Support for E-Fuels and Criticisms
E-fuels have been gaining support, especially from oil companies, car companies against using heavy electric batteries, and people who don’t want current ICE passenger car fleets replaced by EVs. They argue that modifying ICE vehicles to run only on e-fuels is an alternate course that would also reduce greenhouse emissions.
Critics, however, argue that it is very expensive to manufacture e-fuel. Also, the Nature Climate Change journal highlighted in a 2021 paper, that it takes five times as much renewable electricity to use e-fuels in an ICE car, than it does for running an EV. Policy makers are therefore advocating that e-fuels be used in the shipping and aviation sectors, since vehicles there can’t easily run on electricity.

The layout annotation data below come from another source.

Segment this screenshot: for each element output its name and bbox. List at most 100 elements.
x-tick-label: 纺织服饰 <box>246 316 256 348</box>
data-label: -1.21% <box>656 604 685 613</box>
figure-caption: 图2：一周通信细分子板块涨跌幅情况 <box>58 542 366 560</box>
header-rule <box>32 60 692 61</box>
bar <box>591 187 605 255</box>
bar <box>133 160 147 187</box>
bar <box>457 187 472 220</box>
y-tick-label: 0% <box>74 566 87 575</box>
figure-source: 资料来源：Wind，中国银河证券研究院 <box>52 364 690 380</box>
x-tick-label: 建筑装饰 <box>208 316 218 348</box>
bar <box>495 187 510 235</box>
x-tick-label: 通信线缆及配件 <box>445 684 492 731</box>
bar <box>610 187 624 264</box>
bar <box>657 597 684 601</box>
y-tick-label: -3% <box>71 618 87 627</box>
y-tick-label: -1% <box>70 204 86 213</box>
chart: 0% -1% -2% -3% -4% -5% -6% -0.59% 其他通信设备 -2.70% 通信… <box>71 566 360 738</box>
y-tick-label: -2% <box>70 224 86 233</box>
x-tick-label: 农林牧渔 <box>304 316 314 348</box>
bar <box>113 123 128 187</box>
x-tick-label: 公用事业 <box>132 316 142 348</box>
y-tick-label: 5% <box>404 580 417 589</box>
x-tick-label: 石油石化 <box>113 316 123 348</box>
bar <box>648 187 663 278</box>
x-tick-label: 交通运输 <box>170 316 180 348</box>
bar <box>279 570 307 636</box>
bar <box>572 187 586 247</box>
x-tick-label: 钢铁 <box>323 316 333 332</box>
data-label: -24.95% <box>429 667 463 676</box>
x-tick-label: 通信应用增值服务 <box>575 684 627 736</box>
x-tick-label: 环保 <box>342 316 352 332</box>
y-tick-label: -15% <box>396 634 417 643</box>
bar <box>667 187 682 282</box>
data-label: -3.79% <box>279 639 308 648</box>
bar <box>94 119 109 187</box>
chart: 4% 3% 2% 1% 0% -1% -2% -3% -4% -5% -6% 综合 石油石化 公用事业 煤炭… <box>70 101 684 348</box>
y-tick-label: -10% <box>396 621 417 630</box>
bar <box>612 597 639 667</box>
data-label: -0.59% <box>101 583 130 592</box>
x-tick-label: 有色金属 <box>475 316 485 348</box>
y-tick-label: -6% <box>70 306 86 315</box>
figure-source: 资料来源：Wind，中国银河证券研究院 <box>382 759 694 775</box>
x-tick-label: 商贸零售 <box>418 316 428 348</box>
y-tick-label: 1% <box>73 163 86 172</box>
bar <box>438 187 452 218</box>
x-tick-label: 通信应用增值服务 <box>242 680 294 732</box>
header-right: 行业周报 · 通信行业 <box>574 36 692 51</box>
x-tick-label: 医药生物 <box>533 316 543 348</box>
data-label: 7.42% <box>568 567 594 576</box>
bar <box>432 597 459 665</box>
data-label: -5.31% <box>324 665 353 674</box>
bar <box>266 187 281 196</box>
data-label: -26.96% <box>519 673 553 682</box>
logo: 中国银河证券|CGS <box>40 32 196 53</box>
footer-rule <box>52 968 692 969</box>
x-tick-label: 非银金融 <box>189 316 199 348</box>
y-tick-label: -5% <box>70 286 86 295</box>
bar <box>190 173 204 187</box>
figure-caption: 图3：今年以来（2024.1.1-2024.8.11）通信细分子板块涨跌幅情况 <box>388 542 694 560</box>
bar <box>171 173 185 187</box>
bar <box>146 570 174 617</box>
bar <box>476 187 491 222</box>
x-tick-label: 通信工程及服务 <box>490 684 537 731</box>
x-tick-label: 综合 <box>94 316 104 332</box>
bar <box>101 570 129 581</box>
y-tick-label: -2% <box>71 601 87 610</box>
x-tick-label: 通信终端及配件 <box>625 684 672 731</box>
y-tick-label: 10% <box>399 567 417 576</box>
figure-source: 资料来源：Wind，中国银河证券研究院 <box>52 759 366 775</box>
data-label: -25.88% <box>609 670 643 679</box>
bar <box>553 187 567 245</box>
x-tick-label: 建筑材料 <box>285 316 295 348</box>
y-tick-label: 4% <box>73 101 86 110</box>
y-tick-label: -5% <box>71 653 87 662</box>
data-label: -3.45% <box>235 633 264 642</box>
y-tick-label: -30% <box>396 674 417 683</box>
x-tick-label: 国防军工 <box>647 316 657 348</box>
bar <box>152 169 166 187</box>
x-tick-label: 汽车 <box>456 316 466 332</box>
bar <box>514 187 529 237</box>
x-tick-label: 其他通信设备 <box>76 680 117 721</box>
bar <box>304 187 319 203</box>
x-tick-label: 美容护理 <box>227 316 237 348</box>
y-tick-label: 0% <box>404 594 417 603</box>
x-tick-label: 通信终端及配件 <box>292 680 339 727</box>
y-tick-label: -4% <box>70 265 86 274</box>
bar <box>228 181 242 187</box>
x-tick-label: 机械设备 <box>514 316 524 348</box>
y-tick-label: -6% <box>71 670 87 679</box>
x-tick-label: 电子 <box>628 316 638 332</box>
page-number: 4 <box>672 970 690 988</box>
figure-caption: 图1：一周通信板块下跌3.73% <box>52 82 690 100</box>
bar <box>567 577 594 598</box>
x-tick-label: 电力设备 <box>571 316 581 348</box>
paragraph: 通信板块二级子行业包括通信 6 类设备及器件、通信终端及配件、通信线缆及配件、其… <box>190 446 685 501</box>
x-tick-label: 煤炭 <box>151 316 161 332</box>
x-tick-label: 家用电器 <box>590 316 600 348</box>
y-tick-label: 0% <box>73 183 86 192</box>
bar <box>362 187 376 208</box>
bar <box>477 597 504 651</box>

What’s Next for the EU Ban on ICE Vehicles?
The European Commission is developing a legal route for sales of new cars that only run on e-fuels to continue after 2035, after Germany demanded this exemption. The requirement, the EU stated in a draft, is that e-fuel cars must only be powered by CO2 neutral fields.
The draft rules that e-fuel vehicles must be designed so that the engine would not start if the vehicle is fueled with CO2-emitting petrol. Manufacturers would need to enforce this using devices that track the chemical properties of the fuel, and also develop rules to make sure these technologies cannot be tampered with, the document said.